I do see issues and pull requests like this:
- https://github.com/Netflix/metaflow/issues/50
- https://github.com/Netflix/metaflow/pull/644
- https://github.com/Netflix/metaflow/pull/488
Does this mean metaflow will run fully on our on-prem Kubernetes cluster or is there still a requirement for Amazon services?
@Spenhouet Yes, you can execute Metaflow workflows on any Kubernetes cluster. We currently have a dependency on Amazon S3 for datastore but it is straightforward to swap that out with GCS/Azure Blob Store/MinIO etc. (particularly after #580 has been merged in). What does your setup look like? If you are using MinIO (or any other S3 compatible blob storage) as your on-prem blob store, we should be able to enable you to start experimenting with k8s on-prem right away. Ping us at http://slack.outerbounds.co and one of us will get you installation details.

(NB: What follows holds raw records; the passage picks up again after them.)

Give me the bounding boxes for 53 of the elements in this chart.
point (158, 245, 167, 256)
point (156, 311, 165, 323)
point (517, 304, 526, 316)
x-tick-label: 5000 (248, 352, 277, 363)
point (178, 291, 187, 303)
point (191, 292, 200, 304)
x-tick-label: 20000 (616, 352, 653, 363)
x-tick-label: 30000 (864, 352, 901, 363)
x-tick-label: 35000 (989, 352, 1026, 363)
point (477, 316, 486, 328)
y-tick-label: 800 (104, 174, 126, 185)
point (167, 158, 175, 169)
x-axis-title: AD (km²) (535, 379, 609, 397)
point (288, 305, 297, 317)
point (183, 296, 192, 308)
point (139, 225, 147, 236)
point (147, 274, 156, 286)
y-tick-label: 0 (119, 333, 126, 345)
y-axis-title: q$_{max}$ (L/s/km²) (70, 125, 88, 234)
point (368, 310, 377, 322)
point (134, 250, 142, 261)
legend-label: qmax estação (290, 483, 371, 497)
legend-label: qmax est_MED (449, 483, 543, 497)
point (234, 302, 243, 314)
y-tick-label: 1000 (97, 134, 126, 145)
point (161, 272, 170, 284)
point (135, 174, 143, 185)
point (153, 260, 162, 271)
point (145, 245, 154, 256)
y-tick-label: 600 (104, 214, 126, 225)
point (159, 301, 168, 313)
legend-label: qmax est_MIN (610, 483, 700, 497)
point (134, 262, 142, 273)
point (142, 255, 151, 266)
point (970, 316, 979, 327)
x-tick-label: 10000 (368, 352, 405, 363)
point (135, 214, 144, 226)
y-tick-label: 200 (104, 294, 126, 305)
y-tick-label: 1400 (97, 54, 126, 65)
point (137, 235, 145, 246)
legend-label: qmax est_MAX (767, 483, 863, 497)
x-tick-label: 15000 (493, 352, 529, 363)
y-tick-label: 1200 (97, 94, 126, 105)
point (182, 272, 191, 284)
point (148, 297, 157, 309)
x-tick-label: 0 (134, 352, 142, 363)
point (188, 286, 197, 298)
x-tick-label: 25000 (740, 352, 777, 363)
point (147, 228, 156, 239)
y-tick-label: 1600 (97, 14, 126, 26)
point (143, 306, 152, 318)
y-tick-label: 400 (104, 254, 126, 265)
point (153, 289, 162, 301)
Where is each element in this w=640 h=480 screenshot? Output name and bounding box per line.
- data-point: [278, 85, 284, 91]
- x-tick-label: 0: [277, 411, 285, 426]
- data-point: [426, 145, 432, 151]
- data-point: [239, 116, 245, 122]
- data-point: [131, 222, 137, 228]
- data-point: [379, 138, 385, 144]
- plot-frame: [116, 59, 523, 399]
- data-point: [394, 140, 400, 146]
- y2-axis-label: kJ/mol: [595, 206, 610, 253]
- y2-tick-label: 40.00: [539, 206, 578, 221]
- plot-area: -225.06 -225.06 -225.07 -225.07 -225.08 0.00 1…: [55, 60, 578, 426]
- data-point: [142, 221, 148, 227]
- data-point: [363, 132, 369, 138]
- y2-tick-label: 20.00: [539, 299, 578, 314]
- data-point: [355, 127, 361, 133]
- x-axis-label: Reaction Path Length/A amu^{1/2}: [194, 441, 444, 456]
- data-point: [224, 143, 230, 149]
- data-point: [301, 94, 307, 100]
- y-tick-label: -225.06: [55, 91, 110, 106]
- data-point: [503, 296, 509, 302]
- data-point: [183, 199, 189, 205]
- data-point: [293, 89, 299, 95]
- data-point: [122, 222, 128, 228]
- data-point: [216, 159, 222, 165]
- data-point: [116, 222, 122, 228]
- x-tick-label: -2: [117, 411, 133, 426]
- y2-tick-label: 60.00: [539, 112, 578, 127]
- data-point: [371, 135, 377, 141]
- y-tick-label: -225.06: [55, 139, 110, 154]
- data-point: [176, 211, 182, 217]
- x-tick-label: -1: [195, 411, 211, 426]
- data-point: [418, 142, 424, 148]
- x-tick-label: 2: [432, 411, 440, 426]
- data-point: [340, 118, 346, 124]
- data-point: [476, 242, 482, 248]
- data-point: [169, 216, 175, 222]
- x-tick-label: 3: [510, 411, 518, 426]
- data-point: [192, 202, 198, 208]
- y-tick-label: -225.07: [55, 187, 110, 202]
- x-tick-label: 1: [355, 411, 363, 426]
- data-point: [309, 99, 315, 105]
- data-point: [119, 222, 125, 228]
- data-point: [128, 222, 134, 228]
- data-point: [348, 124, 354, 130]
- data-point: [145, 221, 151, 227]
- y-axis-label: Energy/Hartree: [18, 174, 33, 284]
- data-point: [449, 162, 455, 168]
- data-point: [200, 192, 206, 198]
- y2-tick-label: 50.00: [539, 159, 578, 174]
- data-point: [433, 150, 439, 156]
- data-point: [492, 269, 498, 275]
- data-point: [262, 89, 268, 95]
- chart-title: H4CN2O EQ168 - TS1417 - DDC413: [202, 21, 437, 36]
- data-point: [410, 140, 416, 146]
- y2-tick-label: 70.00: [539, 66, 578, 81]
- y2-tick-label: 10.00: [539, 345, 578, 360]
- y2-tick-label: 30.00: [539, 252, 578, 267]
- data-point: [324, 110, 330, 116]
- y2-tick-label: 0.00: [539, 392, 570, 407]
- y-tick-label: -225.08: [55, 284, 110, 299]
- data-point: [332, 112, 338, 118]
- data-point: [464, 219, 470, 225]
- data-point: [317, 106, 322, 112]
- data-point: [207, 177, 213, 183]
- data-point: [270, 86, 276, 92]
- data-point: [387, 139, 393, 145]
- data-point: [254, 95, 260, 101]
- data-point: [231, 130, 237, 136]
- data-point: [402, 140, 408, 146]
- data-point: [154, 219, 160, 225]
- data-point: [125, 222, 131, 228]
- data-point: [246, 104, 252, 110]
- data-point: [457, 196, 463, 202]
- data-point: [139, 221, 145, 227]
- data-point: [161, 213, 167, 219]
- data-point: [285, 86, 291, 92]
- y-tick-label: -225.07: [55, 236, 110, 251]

I have installed a metaflow + ui on premise kubernetes with a minio. Running the hello world tutorial with --with kubernetes it seems that with default container the command generated by the step here could be improved to be minio compatible
https://github.com/Netflix/metaflow/blob/62f5e52ebce755d9130287c1576011cb056e0e3d/metaflow/metaflow_environment.py#L92
python-m awscli s3 cp s3://someurlto.tar job.tar As far as i kno,w no env variable could override s3 endpoint
it could be parameterized to python-m awscli --url-endpoint "METAFLOW_S3_ENDPOINT_URL" s3 cp s3://someurlto.tar job.tar
@alexisdondon Passing in a custom endpoint url is now enabled for kubernetes.